Despite the grim consequences Ren continues to experience because of mothers, the novel does not present maternal abandonment as an easily condemned offense. None of the women who abandoned Ren seemed to intend any harm. His mother was clearly disturbed and was likely to have suffered considerably because he was born out of wedlock. She also, by Sister Agnes’s account, seemed horrified by what she claimed she did to her baby. However, the act of filling his nightclothes with rocks suggests that she wanted to save Ren by leaving him with Sister Agnes. She certainly intended to fool someone—likely her brother—into believing that Ren was dead. Furthermore, Sister Agnes did not abandon Ren because she did not care about him.
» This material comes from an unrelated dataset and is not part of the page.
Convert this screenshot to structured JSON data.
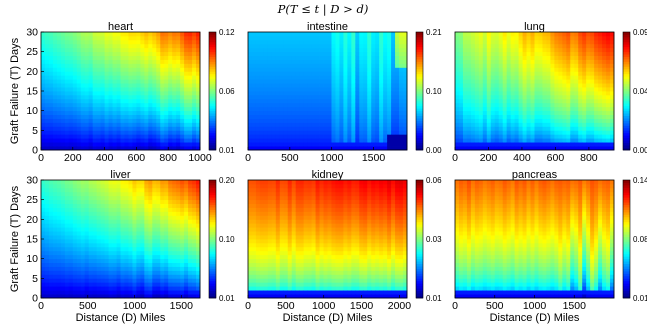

Her position was complicated, given that his presence in the convent would bring disgrace on the nuns. However, she immediately regretted leaving him in the rain at Saint Anthony’s and says that she thought about him a lot over the years that followed. Hers was the arm that reached back through the little door, for she had changed her mind.
Sister Agnes’s description of “depositing children through the wooden door” of the orphanage eerily mirrors the act of depositing bodies through the door leading to Doctor Milton’s basement. The body, whether of an orphan or of a corpse, becomes the property of the institution that receives it. The man who presides over that institution therefore has the prerogative to capitalize on the body because it has no rights of its own. Father John does this to the orphans by extracting free labor from them during winemaking and by selling boys into the army if they are not claimed and put to use by another man. Doctor Milton does this to his living patients and to the corpses stolen for him by “resurrection men,” stripping them for parts and using them to advance his agenda.